I'm a physician who has treated umpteen children with colds and ear infections whose parents demanded the latest third generation cephalosporin because amoxicillin "didn't work" for their kids. My first reaction to your posting was to agree that deregulation of prescription drug purchases would lead to overuse of the latest antibiotics and early emergence of drug resistance.

On second thought I would prefer to see data comparing countries with effective prescription laws like the U.S. to countries where these drugs can be purchased easily without a prescription or with a bogus prescription such as Mexico. Is there any evidence for more rapid emergence of drug resistant strains in the latter?

dsquared writes:

Anthony: Not really much evidence of drug-resistant strains in VIetnam, where antibiotics are freely sold OTC. On the other hand, I'm not sure how this might translate to the US, where incomes are much higher ...

Eric Krieg writes:

Can't you get drugs from a pharmacy Europe without a prescription? I thought you didn't need a prescription in France.

Boonton writes:

Having someone close to me who is a herion addict brings a different perspective to this argument. That drug, at least, is horrifyingly powerful in its ability to literally change the person's moral center. Every action is predicated on obtaining a daily fix (not even getting high, just keeping from getting sick from withdrawl). Even the smallest functions of a 'normal' person like paying their cable bill become impossible.

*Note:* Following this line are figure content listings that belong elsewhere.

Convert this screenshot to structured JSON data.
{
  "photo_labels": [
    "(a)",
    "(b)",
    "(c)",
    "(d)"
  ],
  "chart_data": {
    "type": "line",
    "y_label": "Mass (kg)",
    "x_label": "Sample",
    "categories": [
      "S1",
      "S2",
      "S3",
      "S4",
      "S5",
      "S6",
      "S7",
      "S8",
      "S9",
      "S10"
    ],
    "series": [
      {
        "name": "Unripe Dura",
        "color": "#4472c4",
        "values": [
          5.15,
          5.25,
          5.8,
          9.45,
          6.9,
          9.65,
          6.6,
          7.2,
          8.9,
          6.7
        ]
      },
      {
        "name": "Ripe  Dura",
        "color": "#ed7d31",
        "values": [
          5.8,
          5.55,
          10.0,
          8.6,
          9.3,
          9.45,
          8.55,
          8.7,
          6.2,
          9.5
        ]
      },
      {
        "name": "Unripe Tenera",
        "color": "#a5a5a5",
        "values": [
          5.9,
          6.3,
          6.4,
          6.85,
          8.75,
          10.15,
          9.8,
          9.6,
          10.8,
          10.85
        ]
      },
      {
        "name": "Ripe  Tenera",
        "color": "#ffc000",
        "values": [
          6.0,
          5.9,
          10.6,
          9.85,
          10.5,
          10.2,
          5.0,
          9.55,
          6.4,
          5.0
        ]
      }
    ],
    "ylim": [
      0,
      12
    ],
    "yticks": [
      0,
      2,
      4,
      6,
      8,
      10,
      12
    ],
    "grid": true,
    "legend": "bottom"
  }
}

I just don't think lifting all sanctions against drug use (except for some taxation) is the answer. At least a few drugs like herion do seem so bad that they overrride the free will of their victims. I would be much more sympathetic to legalizing 'soft' drugs but maintaining prohibitions on harder ones.

Trent McBride writes:

I recently wrote an article on the subject of doctors and their gatekeeping status. Trackback wouldn't work so I'll post the link here:

Shank writes:

I certainly understand the externality argument -- if another person takes an antibiotic, it affects me because it leads to the mutation of highly resistent germs. The person taking the antibiotic receives benefits (no longer being sick), and harms others in the process. As individuals, we do not have an incentive *not* to take an antibiotic, so of course over-consumption would be a problem.

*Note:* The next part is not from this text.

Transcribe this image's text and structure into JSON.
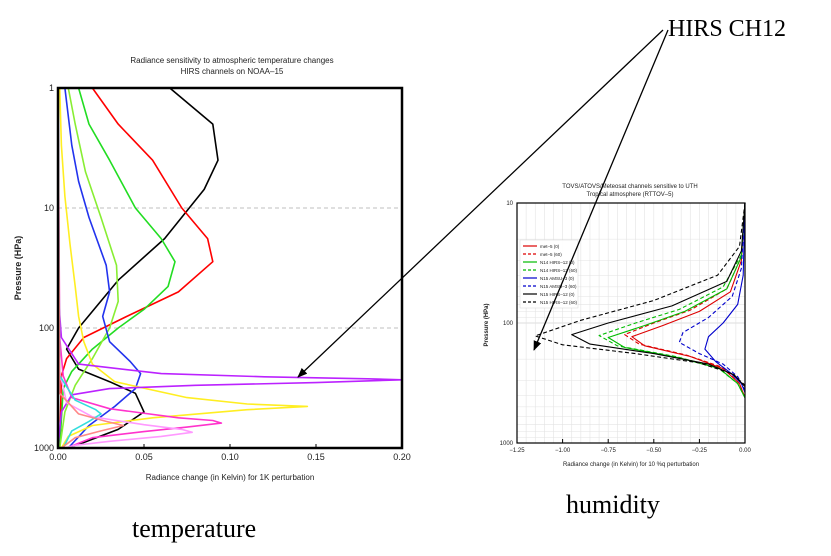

Do we have a right to purchase drugs that may lead to worse diseases in the future? It's like asking if a factory has a right to pollute a stream. We all share the same air, and any germs that may be present in the air.

Until we are better at developing means to combat drug-resistant bacteria, I think current regulations are warranted under the "provide for the common defense" clause.

Eric Krieg writes:

How much cheaper would drugs be if you didn't need a prescription to get them?

Just wondering, I live on Prilosec, which costs $20 for a months supply OTC. What was a months supply before it because OTC?

I fully support making any drug that doesn't have serious side effects OTC. For example, Ritalin and Prozac are pretty benign, they should be OTC.

Prescriptions should be for drugs that have "externalities", like antibiotics.

David Thomson writes:

“Having someone close to me who is a herion addict brings a different perspective to this argument.”

Heroin may actually be less dangerous than serious alcohol abuse. Somebody addicted on this particular drug would probably be better off obtaining it under legal auspices. In this way, they will know its potency ---and the price will be reasonable. Heroin users have been known to lead rather ordinary lives. They can be productive citizens.